Personal information
- Full name: Rosalina Anastasia Santoro Estrada
- Date of birth: 30 July 2002 (age 24)
- Place of birth: Pembroke Pines, Florida, U.S.
- Height: 1.68 m (5 ft 6 in)
- Position: Forward

Youth career
- Sunrise Soccer Club West Broward Bobcats

College career
- Years: Team / Apps / (Gls)
- 2020–2021: Alcorn State Lady Braves / 27 / (4)

International career^{‡}
- 2021: Dominican Republic / 1 / (0)

= Rosalina Santoro =

Ecuadorian footballer (born 2002)

Rosalina Anastasia Santoro Estrada (born 30 July 2002) is an Ecuadorian footballer who plays as a forward for American college team Alcorn State Lady Braves and the Ecuador women's national under-20 team.

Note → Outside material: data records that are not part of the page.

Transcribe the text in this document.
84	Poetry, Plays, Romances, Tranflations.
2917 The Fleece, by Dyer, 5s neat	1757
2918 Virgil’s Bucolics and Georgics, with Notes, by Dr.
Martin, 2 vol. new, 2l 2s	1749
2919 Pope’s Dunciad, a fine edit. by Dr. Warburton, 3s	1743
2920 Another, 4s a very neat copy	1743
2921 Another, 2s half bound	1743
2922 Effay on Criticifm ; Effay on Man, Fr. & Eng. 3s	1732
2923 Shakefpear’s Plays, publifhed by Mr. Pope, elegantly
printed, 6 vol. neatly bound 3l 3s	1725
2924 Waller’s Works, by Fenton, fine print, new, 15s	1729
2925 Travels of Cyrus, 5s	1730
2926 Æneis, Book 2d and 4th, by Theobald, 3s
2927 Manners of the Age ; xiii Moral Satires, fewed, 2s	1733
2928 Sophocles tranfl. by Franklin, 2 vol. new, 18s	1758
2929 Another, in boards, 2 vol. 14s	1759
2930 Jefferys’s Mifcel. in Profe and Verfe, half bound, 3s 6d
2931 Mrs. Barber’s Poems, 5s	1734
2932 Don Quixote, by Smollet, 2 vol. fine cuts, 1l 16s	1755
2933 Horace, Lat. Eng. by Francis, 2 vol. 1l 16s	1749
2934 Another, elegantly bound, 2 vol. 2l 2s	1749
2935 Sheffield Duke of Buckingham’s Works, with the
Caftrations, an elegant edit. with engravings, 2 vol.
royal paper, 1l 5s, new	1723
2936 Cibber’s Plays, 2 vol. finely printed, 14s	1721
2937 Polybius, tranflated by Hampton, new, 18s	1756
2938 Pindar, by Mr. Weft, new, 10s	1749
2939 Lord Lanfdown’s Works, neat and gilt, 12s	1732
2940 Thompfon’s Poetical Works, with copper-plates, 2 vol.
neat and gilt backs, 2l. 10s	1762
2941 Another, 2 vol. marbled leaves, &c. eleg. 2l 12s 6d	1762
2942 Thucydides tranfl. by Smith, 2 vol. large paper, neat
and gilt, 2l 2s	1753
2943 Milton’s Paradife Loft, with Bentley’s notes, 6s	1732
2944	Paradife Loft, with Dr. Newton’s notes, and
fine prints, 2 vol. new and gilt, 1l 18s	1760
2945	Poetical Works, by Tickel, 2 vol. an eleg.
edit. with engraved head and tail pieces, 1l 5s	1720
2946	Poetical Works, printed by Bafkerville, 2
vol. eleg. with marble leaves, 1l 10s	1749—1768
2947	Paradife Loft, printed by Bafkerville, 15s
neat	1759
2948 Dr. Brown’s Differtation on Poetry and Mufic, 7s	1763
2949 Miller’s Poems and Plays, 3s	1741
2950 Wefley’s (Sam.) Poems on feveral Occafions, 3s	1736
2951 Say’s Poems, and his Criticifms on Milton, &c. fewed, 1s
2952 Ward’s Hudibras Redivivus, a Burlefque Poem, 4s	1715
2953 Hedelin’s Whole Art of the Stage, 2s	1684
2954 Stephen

Born in the United States, she has previously played for the senior Dominican Republic women's national team.

==Early life==
Santoro was born and raised in Pembroke Pines, Florida to a Dominican father of Italian descent and an Ecuadorian mother.

==High school and college career==
Santoro has attended the West Broward High School in Pembroke Pines, Florida and the Alcorn State University in Lorman, Mississippi.

==Club career==
Quito Futbol Club (2024). [4]

==International career==
Santoro made her senior debut for the Dominican Republic on 18 February 2021 as an 86th-minute substitution in a 1–1 friendly home draw against Puerto Rico. In December 2021, she participated in a microcycle for the Ecuador women's national under-20 team.